American beekeeper (born 1986)

Erika Thompson (born 1986) is an American beekeeper with more than 11 million followers on TikTok. She posts videos of herself handling bees with her bare hands and wearing no protective gear. She lives in Smithville, Texas, and keeps almost 50 beehives in her backyard.

==Early life==
Thompson was born in 1986 and grew up in Katy, Texas, United States. She attended the University of Texas at Austin. After college, Thompson worked as a communications director for a nonprofit. She lived in the Austin area until 2019.

==Career==
Thompson worked for the Texas Hotel and Lodging Association and the Austin chapter of the American Institute of Architects and her hobby was beekeeping. In 2016, she founded Texas Beeworks in the Austin, Texas, metropolitan area. She has stated that her mission is to put "hives before honey". She also says that the mission of her company, Texas Beeworks, is to promote public awareness about bees and beekeepers. Her organization removes bees for free.

In 2018, the television quiz show Jeopardy! recorded video clues about bees for an episode of the show. The videos featured Thompson's organization Texas Beeworks. The show aired on Memorial Day in 2019, and by that time Thompson had already left her job to become a full-time beekeeper.

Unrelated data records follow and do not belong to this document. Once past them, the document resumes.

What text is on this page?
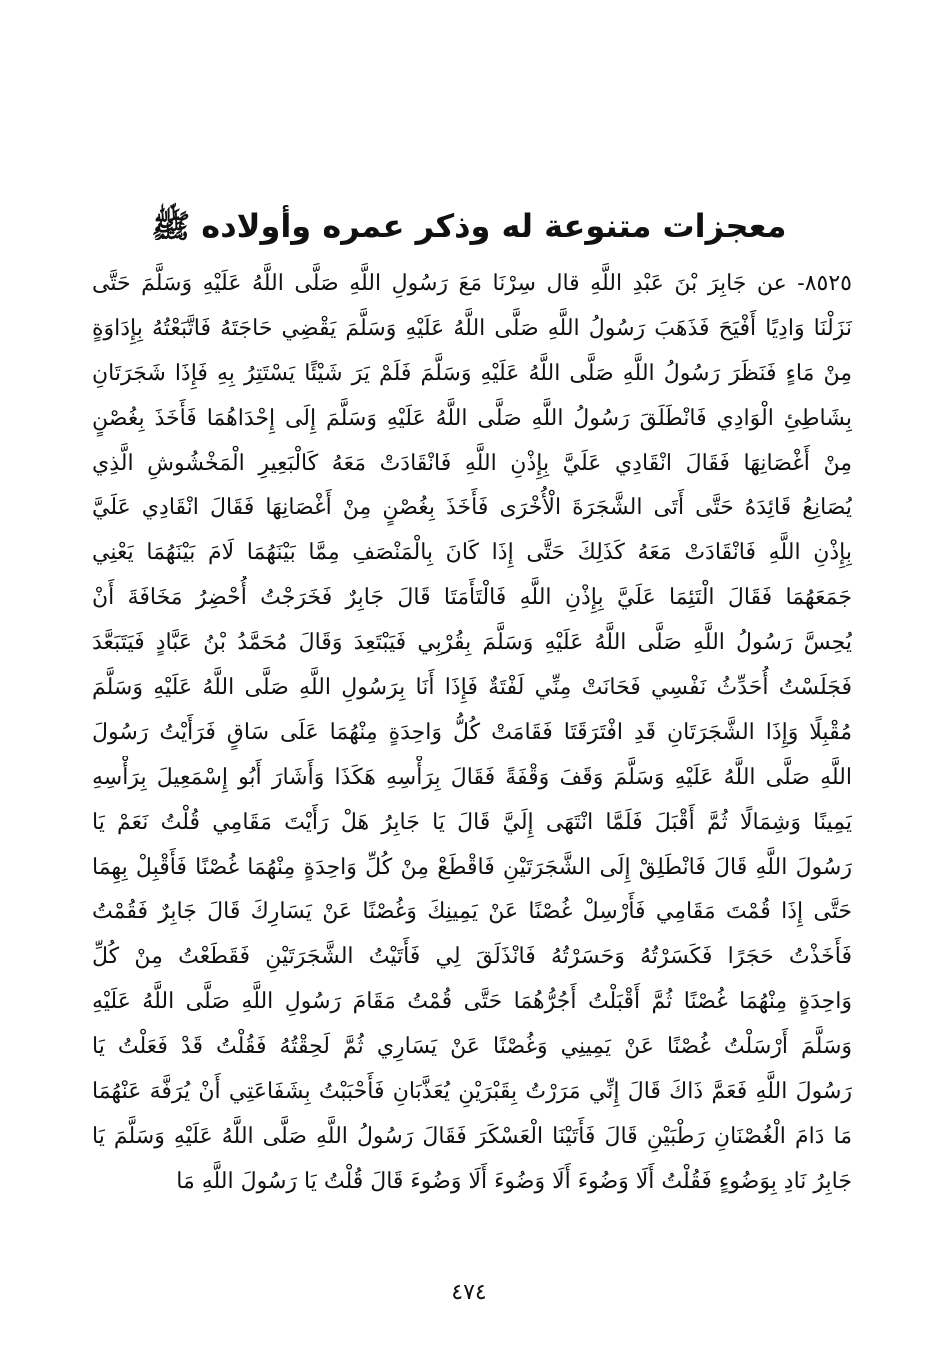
معجزات متنوعة له وذكر عمره وأولاده ﷺ
٨٥٢٥- عن جَابِرَ بْنَ عَبْدِ اللَّهِ قال سِرْنَا مَعَ رَسُولِ اللَّهِ صَلَّى اللَّهُ عَلَيْهِ وَسَلَّمَ حَتَّى
نَزَلْنَا وَادِيًا أَفْيَحَ فَذَهَبَ رَسُولُ اللَّهِ صَلَّى اللَّهُ عَلَيْهِ وَسَلَّمَ يَقْضِي حَاجَتَهُ فَاتَّبَعْتُهُ بِإِدَاوَةٍ
مِنْ مَاءٍ فَنَظَرَ رَسُولُ اللَّهِ صَلَّى اللَّهُ عَلَيْهِ وَسَلَّمَ فَلَمْ يَرَ شَيْئًا يَسْتَتِرُ بِهِ فَإِذَا شَجَرَتَانِ
بِشَاطِئِ الْوَادِي فَانْطَلَقَ رَسُولُ اللَّهِ صَلَّى اللَّهُ عَلَيْهِ وَسَلَّمَ إِلَى إِحْدَاهُمَا فَأَخَذَ بِغُصْنٍ
مِنْ أَغْصَانِهَا فَقَالَ انْقَادِي عَلَيَّ بِإِذْنِ اللَّهِ فَانْقَادَتْ مَعَهُ كَالْبَعِيرِ الْمَخْشُوشِ الَّذِي
يُصَانِعُ قَائِدَهُ حَتَّى أَتَى الشَّجَرَةَ الْأُخْرَى فَأَخَذَ بِغُصْنٍ مِنْ أَغْصَانِهَا فَقَالَ انْقَادِي عَلَيَّ
بِإِذْنِ اللَّهِ فَانْقَادَتْ مَعَهُ كَذَلِكَ حَتَّى إِذَا كَانَ بِالْمَنْصَفِ مِمَّا بَيْنَهُمَا لَامَ بَيْنَهُمَا يَعْنِي
جَمَعَهُمَا فَقَالَ الْتَئِمَا عَلَيَّ بِإِذْنِ اللَّهِ فَالْتَأَمَتَا قَالَ جَابِرٌ فَخَرَجْتُ أُحْضِرُ مَخَافَةَ أَنْ
يُحِسَّ رَسُولُ اللَّهِ صَلَّى اللَّهُ عَلَيْهِ وَسَلَّمَ بِقُرْبِي فَيَبْتَعِدَ وَقَالَ مُحَمَّدُ بْنُ عَبَّادٍ فَيَتَبَعَّدَ
فَجَلَسْتُ أُحَدِّثُ نَفْسِي فَحَانَتْ مِنِّي لَفْتَةٌ فَإِذَا أَنَا بِرَسُولِ اللَّهِ صَلَّى اللَّهُ عَلَيْهِ وَسَلَّمَ
مُقْبِلًا وَإِذَا الشَّجَرَتَانِ قَدِ افْتَرَقَتَا فَقَامَتْ كُلُّ وَاحِدَةٍ مِنْهُمَا عَلَى سَاقٍ فَرَأَيْتُ رَسُولَ
اللَّهِ صَلَّى اللَّهُ عَلَيْهِ وَسَلَّمَ وَقَفَ وَقْفَةً فَقَالَ بِرَأْسِهِ هَكَذَا وَأَشَارَ أَبُو إِسْمَعِيلَ بِرَأْسِهِ
يَمِينًا وَشِمَالًا ثُمَّ أَقْبَلَ فَلَمَّا انْتَهَى إِلَيَّ قَالَ يَا جَابِرُ هَلْ رَأَيْتَ مَقَامِي قُلْتُ نَعَمْ يَا
رَسُولَ اللَّهِ قَالَ فَانْطَلِقْ إِلَى الشَّجَرَتَيْنِ فَاقْطَعْ مِنْ كُلِّ وَاحِدَةٍ مِنْهُمَا غُصْنًا فَأَقْبِلْ بِهِمَا
حَتَّى إِذَا قُمْتَ مَقَامِي فَأَرْسِلْ غُصْنًا عَنْ يَمِينِكَ وَغُصْنًا عَنْ يَسَارِكَ قَالَ جَابِرٌ فَقُمْتُ
فَأَخَذْتُ حَجَرًا فَكَسَرْتُهُ وَحَسَرْتُهُ فَانْذَلَقَ لِي فَأَتَيْتُ الشَّجَرَتَيْنِ فَقَطَعْتُ مِنْ كُلِّ
وَاحِدَةٍ مِنْهُمَا غُصْنًا ثُمَّ أَقْبَلْتُ أَجُرُّهُمَا حَتَّى قُمْتُ مَقَامَ رَسُولِ اللَّهِ صَلَّى اللَّهُ عَلَيْهِ
وَسَلَّمَ أَرْسَلْتُ غُصْنًا عَنْ يَمِينِي وَغُصْنًا عَنْ يَسَارِي ثُمَّ لَحِقْتُهُ فَقُلْتُ قَدْ فَعَلْتُ يَا
رَسُولَ اللَّهِ فَعَمَّ ذَاكَ قَالَ إِنِّي مَرَرْتُ بِقَبْرَيْنِ يُعَذَّبَانِ فَأَحْبَبْتُ بِشَفَاعَتِي أَنْ يُرَفَّهَ عَنْهُمَا
مَا دَامَ الْغُصْنَانِ رَطْبَيْنِ قَالَ فَأَتَيْنَا الْعَسْكَرَ فَقَالَ رَسُولُ اللَّهِ صَلَّى اللَّهُ عَلَيْهِ وَسَلَّمَ يَا
جَابِرُ نَادِ بِوَضُوءٍ فَقُلْتُ أَلَا وَضُوءَ أَلَا وَضُوءَ أَلَا وَضُوءَ قَالَ قُلْتُ يَا رَسُولَ اللَّهِ مَا
٤٧٤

Thompson typically posts videos of herself relocating beehives; she scoops up handfuls of bees with her bare hands and wears no beekeeping equipment while handling the bees. By 2021, she had amassed 6 million followers on TikTok. By 2023, she had 11.4 million following her account which she named Texas Beeworks. One of her TikTok videos quickly amassed 60 million views. She finishes each of her TikTok videos by saying "It was another great day of saving the bees".

===Controversy===
In 2021 some TikTok followers questioned whether the videos of her handling bees using no protective equipment were fake. There were questions about whether or not she had sedated the bees. She was also accused of staging bee rescues. Thompson responded on Instagram by saying it was a "series of untrue and hurtful attacks". In 2021 CNN interviewed another professional beekeeper who stated that Thompson's videos set a "dangerous precedent" on how people should interact with bees safely. To respond to the controversy Thompson released a statement to the cable news network.

As a professional beekeeper, it's my mission and my purpose to help people understand how important the work of bees and beekeepers is to our world. The content I share is real, and shows how beekeepers help people and bees in need every day—wearing protective gear when necessary. Only experienced beekeepers should be handling bees and performing bee removal services.

==Personal life==
Thompson lives in Smithville, Texas. She has an apiary with two rows of boxes at her home. Her backyard has approximately 50 beehives.